By Chris Arnold & Stephen Dicicco, Co-Founders of Educational Directions Incorporated
With Frederick W. Williams, Head, The Rectory School, Pomfret, CT (Coed, Boarding/Day, 255 students, K-9); Bradford Hastings, Former Headmaster, Pomfret School, CT (Coed, Boarding/Day, 357 students, 9-PG) and Trustee at The Rectory School & Matthew Green, Upper School Head, Haverford School, PA (Boys, Day, 1,009 students, JrK-12) and Trustee at The Rectory School
What is the value of having independent educators on your board?
The Trustee's Letter (TTL) editors asked these three people with firsthand knowledge:
TTL: What are the pros and cons that you as the sitting head see in having independent educators on the board?
Fred Williams: There’s an adage that suggests you build your board based on the three Ws: work, wealth, and wisdom. Our committee on trustees spends the most time focusing on “wisdom.” I am fortunate that my board views other educators—three of whom currently serveas trustees—as one of the essential categories. When I was a first-time head, I greatly benefited from having the head of a non-competing nearby school on the board. In follow-up phone calls after meetings, he appeared to ask clarifying questions, and it wasn’t until a few years later I realized the purpose of his questions was not to enhance his understanding, but to get me to thoughtfully reflection the issues. He never sought to change my mind, just
test my thinking. Currently, I have a retired head and a senior administrator at both the high school and graduate school level on my board. Each offers something unique. The retired head (also a past parent) connects years of successful experiences to current issues; the high school administrator (an alum) is well versed in the wide range of topics impacting independent schools—from curriculum to compensation.
TTL: What are the pros and cons from the board member’s perspective in being an independent educator on the board?
Brad Hastings: Boards can be even more effective if they welcome a member who has deep and varied experience in the independent school “business.” The educator:
• Will likely better understand the school’s mission and the importance of using it as a rudder in decision making and strategic planning
• Can be persuasive because of background; other trustees will ask: “What is done at your school?”
• Can be a positive ally for the head of school not only in debate at the board level, but also in stressful situations (e.g., student disciplinary cases, employee terminations).
Matt Green: From my perspective, it is essential that there be at least one educator, preferably one with senior administrative experience, to sit on the board. Like any organization, independent schools have unique cultures that are not easily understood by those who have not lived and worked in them. I have seen my role as providing the rest of the board with benchmarking data about the independent school market, insight into the nuances of independent school culture, and cautionary advice about governance practices. For Fred, it is the confidence to know that at least one person in the room “gets it” and has his back during difficult discussions.

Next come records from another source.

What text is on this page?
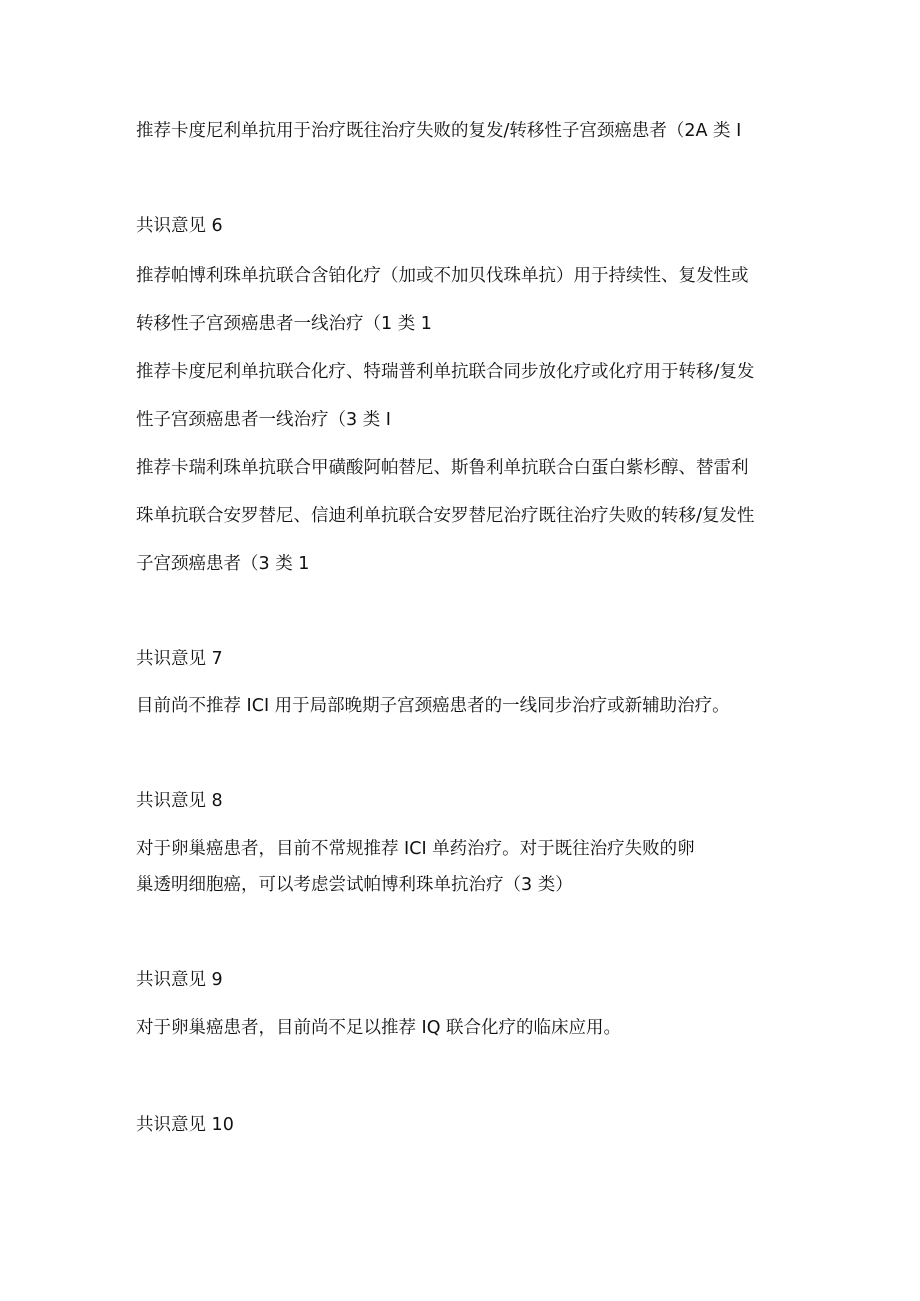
推荐卡度尼利单抗用于治疗既往治疗失败的复发/转移性子宫颈癌患者（2A 类 I

共识意见 6

推荐帕博利珠单抗联合含铂化疗（加或不加贝伐珠单抗）用于持续性、复发性或

转移性子宫颈癌患者一线治疗（1 类 1

推荐卡度尼利单抗联合化疗、特瑞普利单抗联合同步放化疗或化疗用于转移/复发

性子宫颈癌患者一线治疗（3 类 I

推荐卡瑞利珠单抗联合甲磺酸阿帕替尼、斯鲁利单抗联合白蛋白紫杉醇、替雷利

珠单抗联合安罗替尼、信迪利单抗联合安罗替尼治疗既往治疗失败的转移/复发性

子宫颈癌患者（3 类 1

共识意见 7

目前尚不推荐 ICI 用于局部晚期子宫颈癌患者的一线同步治疗或新辅助治疗。

共识意见 8

对于卵巢癌患者，目前不常规推荐 ICI 单药治疗。对于既往治疗失败的卵

巢透明细胞癌，可以考虑尝试帕博利珠单抗治疗（3 类）

共识意见 9

对于卵巢癌患者，目前尚不足以推荐 IQ 联合化疗的临床应用。

共识意见 10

TTL: What are some of the cautions when one goes out to find an educator to sit on the board as to where to look (or not) and qualities to vet?
Fred Williams & Brad Hastings agree: There has to be a high level of comfort and respect between the head and the educator/potential board member; the best scenario is for the appointment to come from the head’s recommendation to the nominating committee.
Matt Green: The caution I would offer is to make sure the educator you invite on the board has experience working at several different kinds of schools. For example, if the prospective board member has only worked at large, coeducational K-12 day schools with ample endowments, he or she may not understand the concerns of a small school with fewer resources.
TTL: What have been some of the unexpected gifts or conflicts?
Fred Williams: I have found that educators on the board are some of the best at adding levity and spirit to a meeting— talents that should not be underestimated.
Matt Green: The conflict occurs on those few occasions when I find myself slowing down or speeding up Fred’s strategic or even tactical objectives. Even though I know Fred’s frustration in these situations, the board has the responsibility to set or at least understand strategic direction and thoughtfully steward the school’s resources.